One of the sociologists interviewed for the article attributed this isolation to commuting and television.

Robert D. Putnam, a professor of public policy at Harvard and the author of “Bowling Alone,” a book about increasing social isolation in the United States, said the new study supports what he has been saying for years to skeptical audiences in the academy.

“For most of the 20th century, Americans were becoming more connected with family and friends, and there was more giving of blood and money, and all of those trend lines turn sharply in the middle ’60s and have gone in the other direction ever since,” he said.

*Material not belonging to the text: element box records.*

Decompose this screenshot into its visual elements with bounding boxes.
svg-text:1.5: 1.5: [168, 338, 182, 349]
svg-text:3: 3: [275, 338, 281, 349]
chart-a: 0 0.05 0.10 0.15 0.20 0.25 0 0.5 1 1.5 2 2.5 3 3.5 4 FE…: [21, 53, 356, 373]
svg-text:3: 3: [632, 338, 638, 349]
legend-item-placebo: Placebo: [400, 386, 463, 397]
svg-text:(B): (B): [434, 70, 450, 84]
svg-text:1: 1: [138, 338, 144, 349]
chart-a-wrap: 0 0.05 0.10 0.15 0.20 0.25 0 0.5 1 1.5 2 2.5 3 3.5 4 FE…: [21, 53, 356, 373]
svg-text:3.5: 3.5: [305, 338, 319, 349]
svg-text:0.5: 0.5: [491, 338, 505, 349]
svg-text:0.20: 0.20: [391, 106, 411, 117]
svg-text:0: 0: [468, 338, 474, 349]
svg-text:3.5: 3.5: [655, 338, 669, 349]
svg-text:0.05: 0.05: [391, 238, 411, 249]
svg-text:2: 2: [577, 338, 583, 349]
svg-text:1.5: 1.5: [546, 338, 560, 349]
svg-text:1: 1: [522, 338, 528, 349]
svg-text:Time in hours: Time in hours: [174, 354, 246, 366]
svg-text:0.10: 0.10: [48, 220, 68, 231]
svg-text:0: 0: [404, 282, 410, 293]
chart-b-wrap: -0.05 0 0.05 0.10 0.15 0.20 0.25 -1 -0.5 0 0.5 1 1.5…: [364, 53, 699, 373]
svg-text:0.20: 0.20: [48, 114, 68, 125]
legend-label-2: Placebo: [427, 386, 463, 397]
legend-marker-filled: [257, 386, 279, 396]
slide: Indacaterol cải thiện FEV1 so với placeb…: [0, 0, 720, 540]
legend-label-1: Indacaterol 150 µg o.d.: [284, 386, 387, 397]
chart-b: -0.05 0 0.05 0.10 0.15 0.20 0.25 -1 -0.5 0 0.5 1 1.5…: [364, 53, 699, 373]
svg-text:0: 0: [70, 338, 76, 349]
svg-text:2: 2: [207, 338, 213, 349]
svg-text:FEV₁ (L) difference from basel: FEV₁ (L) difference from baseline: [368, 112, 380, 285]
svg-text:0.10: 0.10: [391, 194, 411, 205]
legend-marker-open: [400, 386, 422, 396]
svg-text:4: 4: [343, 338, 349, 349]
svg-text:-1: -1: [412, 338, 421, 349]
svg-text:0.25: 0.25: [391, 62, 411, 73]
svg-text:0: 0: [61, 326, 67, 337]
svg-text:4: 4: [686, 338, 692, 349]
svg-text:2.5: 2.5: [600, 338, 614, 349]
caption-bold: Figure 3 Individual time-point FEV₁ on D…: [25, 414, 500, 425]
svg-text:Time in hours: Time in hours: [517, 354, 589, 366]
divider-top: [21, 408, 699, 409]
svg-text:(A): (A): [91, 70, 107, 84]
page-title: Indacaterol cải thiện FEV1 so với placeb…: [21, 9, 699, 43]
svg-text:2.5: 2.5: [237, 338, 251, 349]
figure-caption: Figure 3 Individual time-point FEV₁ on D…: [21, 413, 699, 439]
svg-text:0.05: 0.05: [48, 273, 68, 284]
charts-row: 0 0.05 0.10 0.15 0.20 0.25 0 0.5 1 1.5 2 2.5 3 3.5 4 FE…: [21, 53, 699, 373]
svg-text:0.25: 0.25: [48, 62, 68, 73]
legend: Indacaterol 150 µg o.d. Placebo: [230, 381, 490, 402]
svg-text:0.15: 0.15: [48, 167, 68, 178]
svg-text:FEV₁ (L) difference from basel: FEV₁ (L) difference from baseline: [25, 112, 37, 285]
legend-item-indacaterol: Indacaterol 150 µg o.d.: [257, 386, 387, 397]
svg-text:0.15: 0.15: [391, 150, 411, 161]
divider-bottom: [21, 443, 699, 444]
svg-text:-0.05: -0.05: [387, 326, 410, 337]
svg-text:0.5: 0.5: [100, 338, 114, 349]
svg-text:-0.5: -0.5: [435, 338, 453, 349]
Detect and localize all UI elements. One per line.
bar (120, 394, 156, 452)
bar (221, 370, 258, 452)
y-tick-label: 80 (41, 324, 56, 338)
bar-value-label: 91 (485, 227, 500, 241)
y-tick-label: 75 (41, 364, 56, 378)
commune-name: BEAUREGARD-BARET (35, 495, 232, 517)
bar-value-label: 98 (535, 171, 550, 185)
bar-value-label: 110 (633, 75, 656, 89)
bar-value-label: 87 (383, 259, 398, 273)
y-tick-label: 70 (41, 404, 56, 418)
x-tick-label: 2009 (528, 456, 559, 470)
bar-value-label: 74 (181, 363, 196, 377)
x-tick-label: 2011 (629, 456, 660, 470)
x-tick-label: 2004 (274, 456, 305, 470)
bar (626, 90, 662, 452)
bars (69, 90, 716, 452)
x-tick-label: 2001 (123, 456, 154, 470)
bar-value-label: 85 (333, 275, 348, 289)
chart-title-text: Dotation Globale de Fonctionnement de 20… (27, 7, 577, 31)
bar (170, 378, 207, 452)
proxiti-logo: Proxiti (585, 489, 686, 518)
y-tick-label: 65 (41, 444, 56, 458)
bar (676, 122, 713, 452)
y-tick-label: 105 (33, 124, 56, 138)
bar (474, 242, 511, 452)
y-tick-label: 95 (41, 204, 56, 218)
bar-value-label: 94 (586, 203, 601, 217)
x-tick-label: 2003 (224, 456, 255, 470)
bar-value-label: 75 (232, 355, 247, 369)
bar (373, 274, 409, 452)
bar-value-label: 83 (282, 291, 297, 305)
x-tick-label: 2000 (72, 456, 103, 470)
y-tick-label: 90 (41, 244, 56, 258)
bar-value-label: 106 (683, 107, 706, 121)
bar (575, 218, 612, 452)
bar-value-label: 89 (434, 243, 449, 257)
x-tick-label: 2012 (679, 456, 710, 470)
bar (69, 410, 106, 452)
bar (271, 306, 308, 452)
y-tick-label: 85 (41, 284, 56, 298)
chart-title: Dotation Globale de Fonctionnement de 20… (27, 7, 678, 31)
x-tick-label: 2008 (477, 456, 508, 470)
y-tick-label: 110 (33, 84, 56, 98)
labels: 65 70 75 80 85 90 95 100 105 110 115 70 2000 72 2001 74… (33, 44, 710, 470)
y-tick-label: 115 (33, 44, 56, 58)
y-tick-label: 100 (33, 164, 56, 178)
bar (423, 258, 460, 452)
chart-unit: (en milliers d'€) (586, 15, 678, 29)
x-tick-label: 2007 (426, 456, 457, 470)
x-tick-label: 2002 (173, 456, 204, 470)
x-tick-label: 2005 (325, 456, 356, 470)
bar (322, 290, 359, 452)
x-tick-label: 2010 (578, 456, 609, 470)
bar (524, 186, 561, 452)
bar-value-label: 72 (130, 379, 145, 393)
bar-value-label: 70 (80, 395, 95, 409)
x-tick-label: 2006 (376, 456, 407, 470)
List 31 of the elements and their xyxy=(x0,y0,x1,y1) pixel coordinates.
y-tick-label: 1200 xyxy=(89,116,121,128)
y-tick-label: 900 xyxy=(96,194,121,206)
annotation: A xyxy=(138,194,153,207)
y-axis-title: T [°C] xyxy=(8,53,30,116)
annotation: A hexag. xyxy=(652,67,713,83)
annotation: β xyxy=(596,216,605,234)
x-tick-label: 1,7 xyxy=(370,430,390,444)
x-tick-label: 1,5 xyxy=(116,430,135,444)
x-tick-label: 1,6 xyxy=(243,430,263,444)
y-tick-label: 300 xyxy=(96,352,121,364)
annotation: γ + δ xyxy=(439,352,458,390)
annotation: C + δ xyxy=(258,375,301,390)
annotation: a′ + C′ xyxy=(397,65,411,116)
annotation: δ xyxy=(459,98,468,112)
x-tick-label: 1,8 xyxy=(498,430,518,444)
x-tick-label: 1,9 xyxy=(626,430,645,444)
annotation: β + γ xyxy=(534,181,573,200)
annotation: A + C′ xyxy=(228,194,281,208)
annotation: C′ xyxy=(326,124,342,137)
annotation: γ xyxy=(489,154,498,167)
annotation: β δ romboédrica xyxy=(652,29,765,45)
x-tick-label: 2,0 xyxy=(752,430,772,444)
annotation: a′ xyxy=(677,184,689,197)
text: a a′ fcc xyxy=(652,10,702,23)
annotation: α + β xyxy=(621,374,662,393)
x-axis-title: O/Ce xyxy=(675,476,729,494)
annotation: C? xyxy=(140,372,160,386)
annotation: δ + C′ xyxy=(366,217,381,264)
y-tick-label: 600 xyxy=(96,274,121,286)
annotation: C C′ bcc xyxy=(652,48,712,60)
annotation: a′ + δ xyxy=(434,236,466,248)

Americans go on 60 percent fewer picnics today and families eat dinner together 40 percent less often compared with 1965, he said. They are less likely to meet at clubs or go bowling in groups. Putnam has estimated that every 10-minute increase in commutes makes it 10 percent less likely that people will establish and maintain close social ties.

Television is a big part of the problem, he contends. Whereas 5 percent of U.S. households in 1950 owned television sets, 95 percent did a decade later.

I’m sure commuting and television contribute to the problem of social isolation. But it seems to me that that a more fundamental problem is the parlous state of the American family. I’m sure the sociological data confirm the following three statements: (1) Fewer Americans marry now than in 1965. (2) Married couples have fewer children now than in 1965. And (3) more marriages end in divorce now than in 1965. In my opinion, nuclear and extended families provide are our first and most stable social networks. If they are declining in scope, decereasing in size, and ending in divorce, then so are our social networks.

I’m all for finding a job closer to home and turning off the TV. But if you really want to solve the problem of social isolation, it seems to me that you’ve got to address the problems of the American family first.